The Chair of the GIZ Supervisory Board, BMZ State Secretary Friedrich Kitschelt, and the Chair of the GIZ Management Board, Tanja Gönner, present the company’s annual report.
Photo: © GIZ

The increasing burden of development aid

Deutsche Gesellschaft für Internationale Zusammenarbeit (GIZ) GmbH is looking back over a successful business year in 2016. However, this also shows the magnitude of future challenges.

With business volume of EUR 2.4 billion, Deutsche Gesellschaft für Internationale Zusammenarbeit (GIZ) GmbH can look back on a successful business year in 2016. At its annual press conference in Berlin on 17 July, Management Board Chair Tanja Gönner reported an increase of EUR 220 million from the German Federal Ministry for Economic Cooperation and Development (BMZ). At EUR 1.9 billion, BMZ provides the largest share of the budget of GIZ, which is active on behalf of the Federal Republic of Germany in over 120 countries.

Between 2010 and 2015, GIZ has supplied 45 million people in over 120 countries with drinking water, enabled 16 million people to have access to sanitation, created health services for over 120 million people, and organised health protection for over 300 million people.

The challenge of fragility

However, these impressive figures should not make us lose sight of the scale of the remaining challenges. There are 1.5 billion people living in fragile states worldwide, and half the countries where GIZ is active are rated fragile and unstable.
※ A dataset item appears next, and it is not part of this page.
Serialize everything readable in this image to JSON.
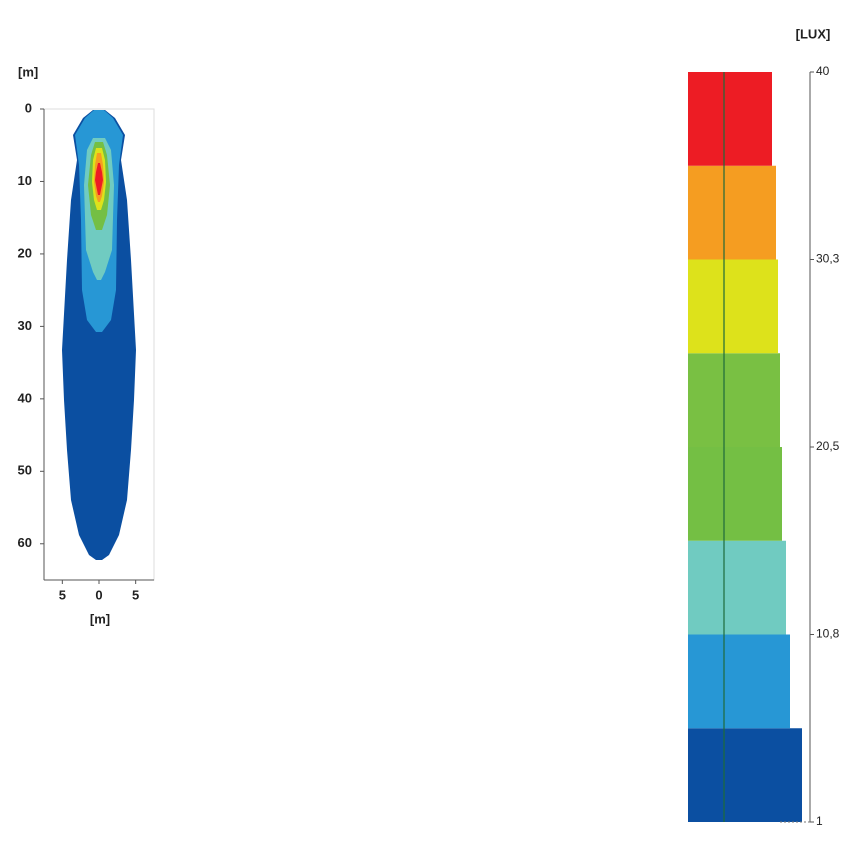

Without security, life and health are at risk, infrastructure is destroyed or neglected, and the food supply is frequently interrupted. According to the annual report, economic progress is lagging.

Where there is open conflict, the only answer is to extinguish the ongoing conflagrations. Without a peace agreement in Syria, there will be no end to the humanitarian disaster in the Middle East, Gönner regretted. Meanwhile, GIZ has to try and stabilise neighbouring countries. GIZ is trying to provide children with an education, to avoid the emergence of a ‘lost generation’. Already short of water, Jordan is having to share its resources between even more people, and Lebanon’s six million inhabitants are hosting an additional million refugees. Even if their budget is increased, the continuing political failure of the global community means that the tasks facing the development organisations will carry on growing.

Setting course

Africa is constantly referred to as the ‘continent of opportunity’, but this can very quickly take a turn for the worse unless the right policy is adopted soon. The population will double by 2050, according to Friedrich Kitschelt, BMZ State Secretary and Chair of the GIZ Supervisory Board. Half will be under 25, and half of these in turn will lack training, unless corrective measures are taken. ‘Education, training, employment’ are the three keynotes in the BMZ priorities for Africa. In isolation, these are useless. Trained workers unable to find work will migrate to where there are openings. This is why, in their closing statement on Africa in Hamburg at the start of July, the G20 nations called for the creation of 20 million jobs a year.

Agenda 2030 points the way

The compass for GIZ’s daily work is Agenda 2030, Kitschelt explains. The 17 Sustainable Development Goals reflect the extent of the tasks facing every development organisation. However, without global policies, they will be unable to master these on their own.